Small cap analyst Anthony Clark said the deal was not necessarily about cement but rather about the strategic advantage that comes with the aggregates and the extenders —  key components to the overall cement and ready-mix market.

“Anybody can make cement but you have to buy in the extenders to blend the cement down to an affordable price point for the mass market to buy,” said Clark.

“He who controls the extender market and has the ability to track margin alongside the entire value chain will make more money than anybody else.”

The deal will be mainly financed in cash as Afrimat is debt-free and some assets the group will obtain include batching plants, an integrated cement plant, cement grinding plants and cement depots.

As part of the deal, Afrimat agreed to repay the LSA Group’s debt to the Holcim Group amounting to R900m.

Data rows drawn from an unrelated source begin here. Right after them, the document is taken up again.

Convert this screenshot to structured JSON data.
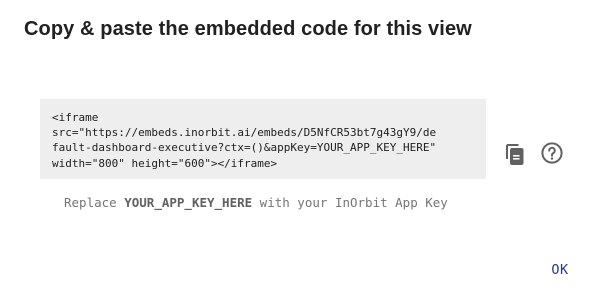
{
  "dialog": {
    "title": "Copy & paste the embedded code for this view",
    "code": "<iframe\nsrc=\"https://embeds.inorbit.ai/embeds/D5NfCR53bt7g43gY9/de\nfault-dashboard-executive?ctx=()&appKey=YOUR_APP_KEY_HERE\"\nwidth=\"800\" height=\"600\"></iframe>",
    "hint": {
      "prefix": "Replace ",
      "key": "YOUR_APP_KEY_HERE",
      "suffix": " with your InOrbit App Key"
    },
    "ok_label": "OK"
  },
  "icons": {
    "copy": "copy-icon",
    "help": "help-circle-icon"
  },
  "colors": {
    "title": "#212121",
    "code_background": "#eeeeee",
    "icon": "#616161",
    "hint": "#757575",
    "ok_button": "#283593"
  }
}
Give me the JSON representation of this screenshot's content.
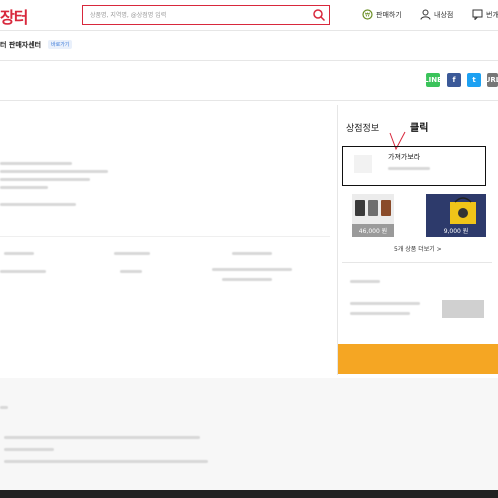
{
  "header": {
    "logo": "장터",
    "search_placeholder": "상품명, 지역명, @상점명 입력",
    "sell_label": "판매하기",
    "myshop_label": "내상점",
    "talk_label": "번개"
  },
  "subheader": {
    "title": "터 판매자센터",
    "badge": "바로가기"
  },
  "share": {
    "line": "LINE",
    "facebook": "f",
    "twitter": "t",
    "url": "URL"
  },
  "shop": {
    "title": "상점정보",
    "click_label": "클릭",
    "shop_name": "가져가보라",
    "products": [
      {
        "price": "46,000 원",
        "color": "#9a9a9a"
      },
      {
        "price": "9,000 원",
        "color": "#2d3a6b"
      }
    ],
    "more_link": "5개 상품 더보기 >"
  },
  "colors": {
    "brand": "#d8283c",
    "accent": "#f5a623"
  }
}
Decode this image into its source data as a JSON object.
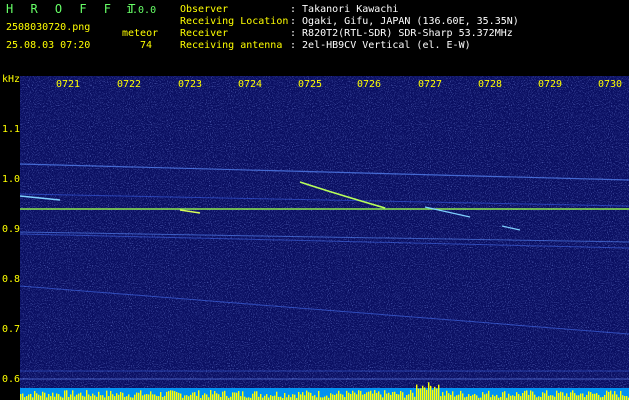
{
  "app": {
    "title": "H R O F F T",
    "version": "1.0.0"
  },
  "capture": {
    "filename": "2508030720.png",
    "datetime": "25.08.03 07:20",
    "meteor_label": "meteor",
    "meteor_count": "74"
  },
  "info": [
    {
      "label": "Observer",
      "value": ": Takanori Kawachi"
    },
    {
      "label": "Receiving Location",
      "value": ": Ogaki, Gifu, JAPAN (136.60E, 35.35N)"
    },
    {
      "label": "Receiver",
      "value": ": R820T2(RTL-SDR) SDR-Sharp 53.372MHz"
    },
    {
      "label": "Receiving antenna",
      "value": ": 2el-HB9CV Vertical (el. E-W)"
    }
  ],
  "spectrogram": {
    "y_unit": "kHz",
    "y_ticks": [
      "1.1",
      "1.0",
      "0.9",
      "0.8",
      "0.7",
      "0.6"
    ],
    "x_ticks": [
      "0721",
      "0722",
      "0723",
      "0724",
      "0725",
      "0726",
      "0727",
      "0728",
      "0729",
      "0730"
    ],
    "colors": {
      "background": "#0a0f62",
      "noise": "#2b3db8",
      "trace": "#7fd0ff",
      "strong": "#c8ff4a",
      "activity": "#ffff00"
    }
  }
}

The first tranche of R500m will be paid on the closing and the outstanding R400m over the next year after that.

In the year ending February 28, Afrimat stated net cash from operating activities of R1bn.

Van Heerden said the construction materials segment was seeing a lift in demand, some of which was state-driven, mainly by Sanral, while a strong residential building market, especially in the coastal regions of the Western and Eastern Cape, was growing.

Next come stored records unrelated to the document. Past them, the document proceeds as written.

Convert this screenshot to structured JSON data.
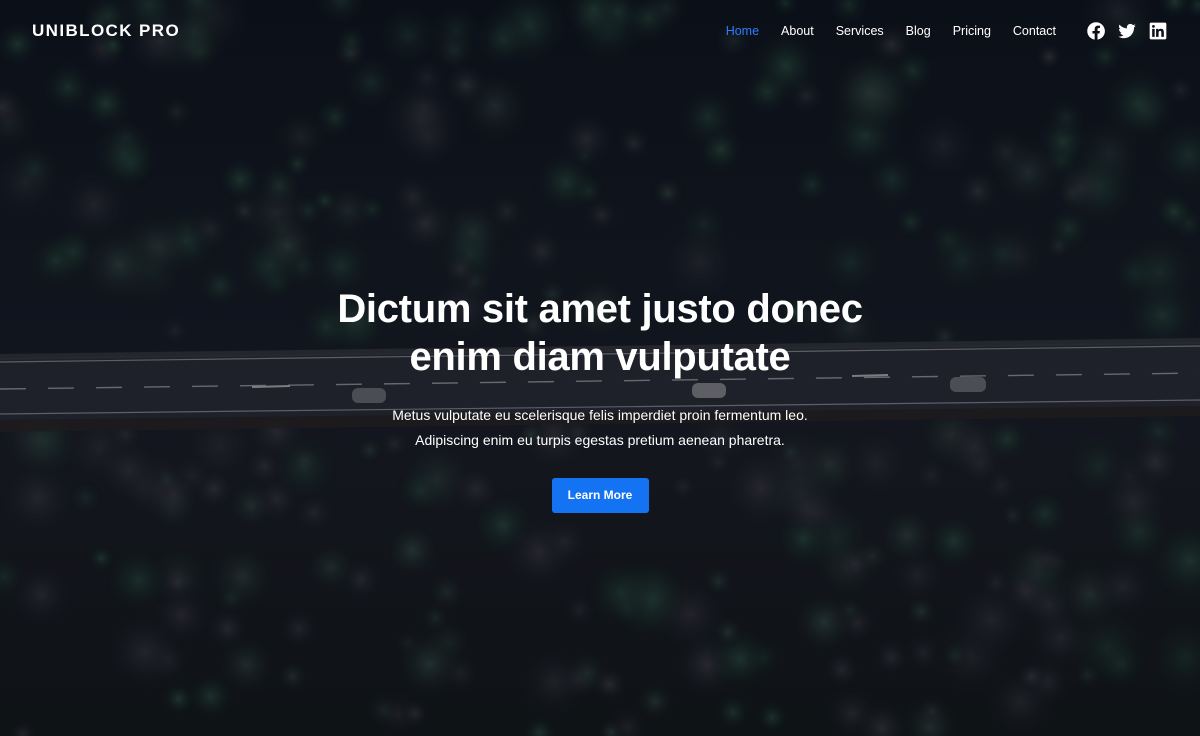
{
  "brand": {
    "name": "UNIBLOCK PRO"
  },
  "nav": {
    "items": [
      {
        "label": "Home",
        "active": true
      },
      {
        "label": "About",
        "active": false
      },
      {
        "label": "Services",
        "active": false
      },
      {
        "label": "Blog",
        "active": false
      },
      {
        "label": "Pricing",
        "active": false
      },
      {
        "label": "Contact",
        "active": false
      }
    ],
    "social": [
      {
        "icon": "facebook-icon"
      },
      {
        "icon": "twitter-icon"
      },
      {
        "icon": "linkedin-icon"
      }
    ]
  },
  "hero": {
    "title_line1": "Dictum sit amet justo donec",
    "title_line2": "enim diam vulputate",
    "subtitle_line1": "Metus vulputate eu scelerisque felis imperdiet proin fermentum leo.",
    "subtitle_line2": "Adipiscing enim eu turpis egestas pretium aenean pharetra.",
    "cta_label": "Learn More",
    "background": "aerial-forest-road-photo"
  },
  "colors": {
    "accent": "#1473f3",
    "active_link": "#2f7dff",
    "text": "#ffffff"
  }
}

“The best time to buy any asset is at the lowest end of the market, though it’s always difficult to call the lowest end,” said the CEO, “But considering where we’ve seen our existing construction materials business going in the first quarter of the new financial year, we think the bottom was hit in 2022, and we are seeing a big improvement already”.

“So we see good upside in this business and for the assets that we got, the price that we paid was a significant discount to the value of the assets,” he added.

Dubbing it “the deal of the century,” and one of the best deals Afrimat has ever done in extending the underlying profile of the company, Clark said the acquisition would help to rebalance the group away from bulk materials to a more equitable mix.

“They’ve taken a calculated view that the construction industry will recover in the next couple of years and by buying this operation at a very low price, they are hopefully covering many of the risks associated with taking on this deal,” Clark said.

According to its latest unaudited annual accounts, the net asset value (NAV) of the LSA Group was R1.4bn at the end of December and its attributable profit before interest, taxation, depreciation and amortisation amounted to R38m.